A total of 1102 patients with newly diagnosed NVAF initiated on dabigatran were matched with corresponding warfarin-treated patients. In the 12 months following initiation of anticoagulation, the mean medical costs for patients initiated on dabigatran were significantly lower than for patients initiated on warfarin (−$6299, p < 0.001), largely due to fewer hospitalizations (−0.162, p = 0.009). While pharmacy costs were higher ($4369, p < 0.001) for dabigatran, overall healthcare costs were significantly lower compared with patients on warfarin (12 months: −$1940, p < 0.001). Mean hospital length of stay between these two groups were similar (6.033 days for dabigatran vs 6.318 days for warfarin, p = 0.139).

Conclusion:

Despite higher pharmacy costs for NVAF patients initiated on dabigatran vs warfarin, this was more than offset by lower utilization of medical care resources.

Transparency

Declaration of funding

This study was funded by Boehringer Ingelheim Pharmaceuticals Inc.

Author contributions: All authors meet criteria for authorship as recommended by the International Committee of Medical Journal Editors (ICMJE), were fully responsible for all content and editorial decisions, and were involved at all stages of manuscript development.

Declaration of financial/other relationships

K.F., Y.R., and H.S. have disclosed that they are employees of Trinity Partners, a company that received funding from Boehringer Ingelheim to help conduct this study. C.Y. and H.A. have disclosed that they were employees at Trinity Partners during the conduct of the study. S.S. and S.G. have disclosed that they are employees of Boehringer Ingelheim Pharmaceuticals Inc. D.M. has disclosed that he is a paid consultant to Boehringer Ingelheim.

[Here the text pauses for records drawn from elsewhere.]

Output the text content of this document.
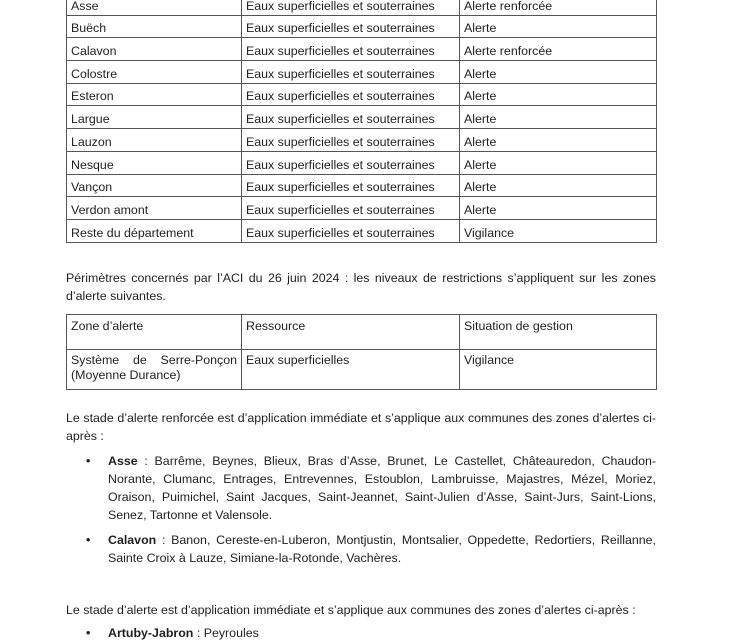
Asse	Eaux superficielles et souterraines	Alerte renforcée
Buëch	Eaux superficielles et souterraines	Alerte
Calavon	Eaux superficielles et souterraines	Alerte renforcée
Colostre	Eaux superficielles et souterraines	Alerte
Esteron	Eaux superficielles et souterraines	Alerte
Largue	Eaux superficielles et souterraines	Alerte
Lauzon	Eaux superficielles et souterraines	Alerte
Nesque	Eaux superficielles et souterraines	Alerte
Vançon	Eaux superficielles et souterraines	Alerte
Verdon amont	Eaux superficielles et souterraines	Alerte
Reste du département	Eaux superficielles et souterraines	Vigilance
Périmètres concernés par l’ACI du 26 juin 2024 : les niveaux de restrictions s’appliquent sur les zones d’alerte suivantes.
Zone d’alerte	Ressource	Situation de gestion
Système de Serre-Ponçon (Moyenne Durance)	Eaux superficielles	Vigilance
Le stade d’alerte renforcée est d’application immédiate et s’applique aux communes des zones d’alertes ci-après :
• Asse : Barrême, Beynes, Blieux, Bras d’Asse, Brunet, Le Castellet, Châteauredon, Chaudon-Norante, Clumanc, Entrages, Entrevennes, Estoublon, Lambruisse, Majastres, Mézel, Moriez, Oraison, Puimichel, Saint Jacques, Saint-Jeannet, Saint-Julien d’Asse, Saint-Jurs, Saint-Lions, Senez, Tartonne et Valensole.
• Calavon : Banon, Cereste-en-Luberon, Montjustin, Montsalier, Oppedette, Redortiers, Reillanne, Sainte Croix à Lauze, Simiane-la-Rotonde, Vachères.
Le stade d’alerte est d’application immédiate et s’applique aux communes des zones d’alertes ci-après :
• Artuby-Jabron : Peyroules
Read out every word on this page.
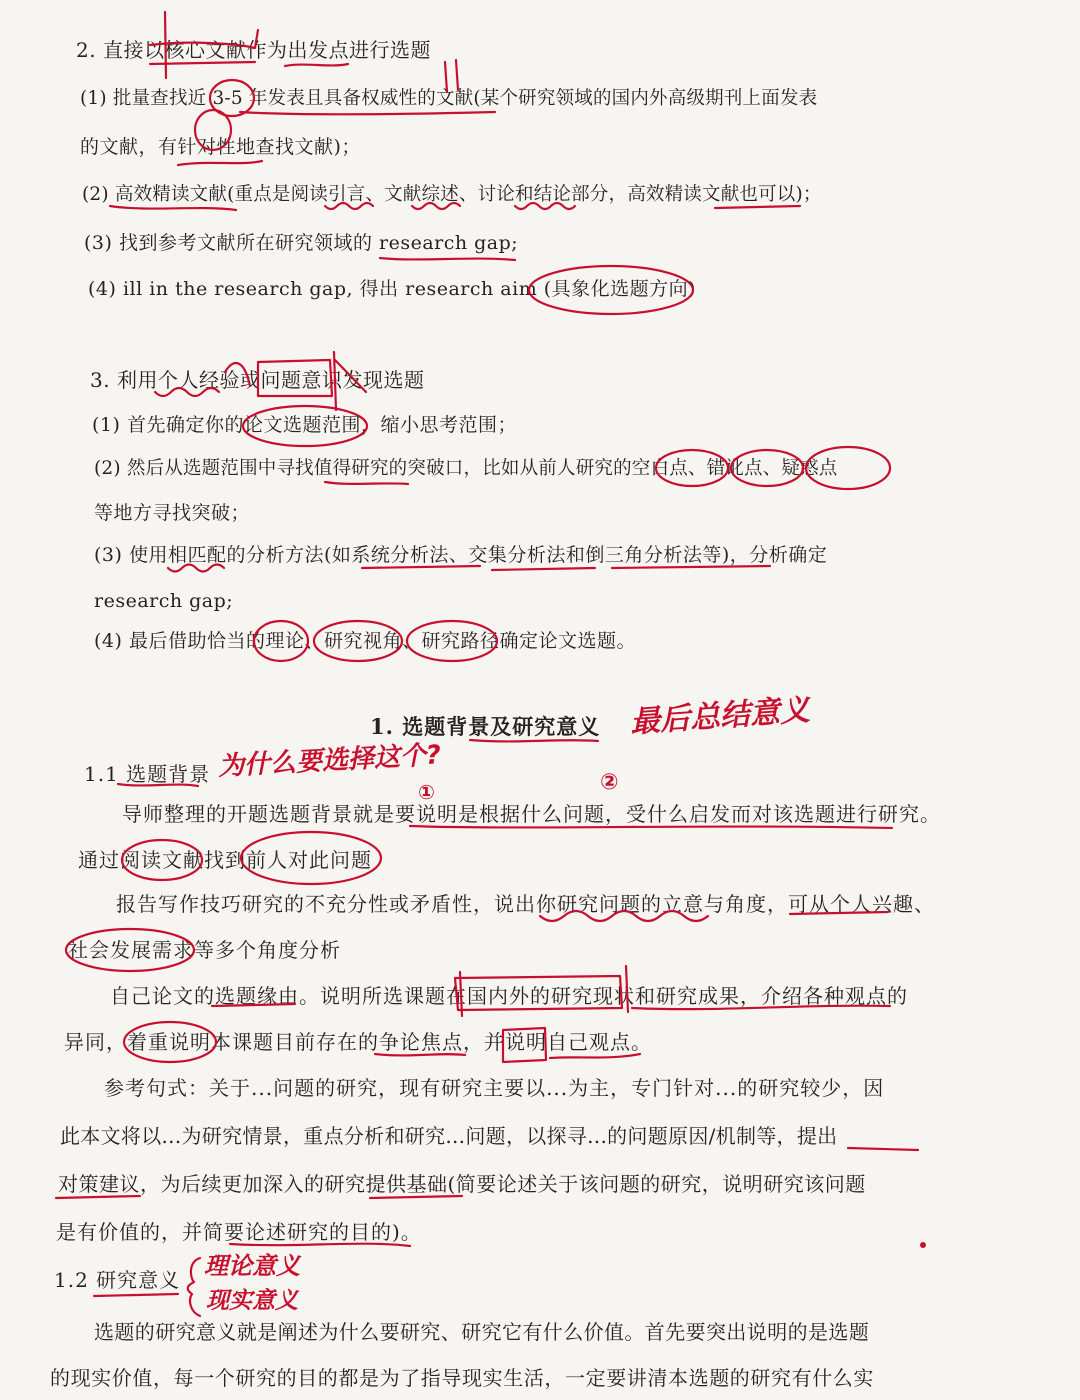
2. 直接以核心文献作为出发点进行选题
(1) 批量查找近 3-5 年发表且具备权威性的文献(某个研究领域的国内外高级期刊上面发表
的文献，有针对性地查找文献)；
(2) 高效精读文献(重点是阅读引言、文献综述、讨论和结论部分，高效精读文献也可以)；
(3) 找到参考文献所在研究领域的 research gap;
(4) ill in the research gap, 得出 research aim (具象化选题方向)
3. 利用个人经验或问题意识发现选题
(1) 首先确定你的论文选题范围，缩小思考范围；
(2) 然后从选题范围中寻找值得研究的突破口，比如从前人研究的空白点、错讹点、疑惑点
等地方寻找突破；
(3) 使用相匹配的分析方法(如系统分析法、交集分析法和倒三角分析法等)，分析确定
research gap;
(4) 最后借助恰当的理论、研究视角、研究路径确定论文选题。
1. 选题背景及研究意义 最后总结意义
1.1 选题背景 为什么要选择这个?
①	②
导师整理的开题选题背景就是要说明是根据什么问题，受什么启发而对该选题进行研究。
通过阅读文献找到前人对此问题
报告写作技巧研究的不充分性或矛盾性，说出你研究问题的立意与角度，可从个人兴趣、
社会发展需求等多个角度分析
自己论文的选题缘由。说明所选课题在国内外的研究现状和研究成果，介绍各种观点的
异同，着重说明本课题目前存在的争论焦点，并说明自己观点。
参考句式：关于...问题的研究，现有研究主要以...为主，专门针对...的研究较少，因
此本文将以...为研究情景，重点分析和研究...问题，以探寻...的问题原因/机制等，提出
对策建议，为后续更加深入的研究提供基础(简要论述关于该问题的研究，说明研究该问题
是有价值的，并简要论述研究的目的)。
1.2 研究意义 理论意义
现实意义
选题的研究意义就是阐述为什么要研究、研究它有什么价值。首先要突出说明的是选题
的现实价值，每一个研究的目的都是为了指导现实生活，一定要讲清本选题的研究有什么实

CMRO peer reviewer 1 has disclosed that he has received sponsorship from Boehringer Ingelheim, Bayer, Pfizer and Bristol Meyers Squibb. CMRO peer reviewers 2 and 3 have no relevant financial or other relationships to disclose.

Acknowledgments

The analyses on which this publication was based were performed with data obtained from the US Department of Defense. The authors thank Dr. Sally Tamayo from the US DoD for her contributions to this work. DoD reviewed and approved the use of its data for this work. In addition, the authors thank Dr. Valentina Zubek and Emily O’Connor from Trinity Partners for their contributions to this work.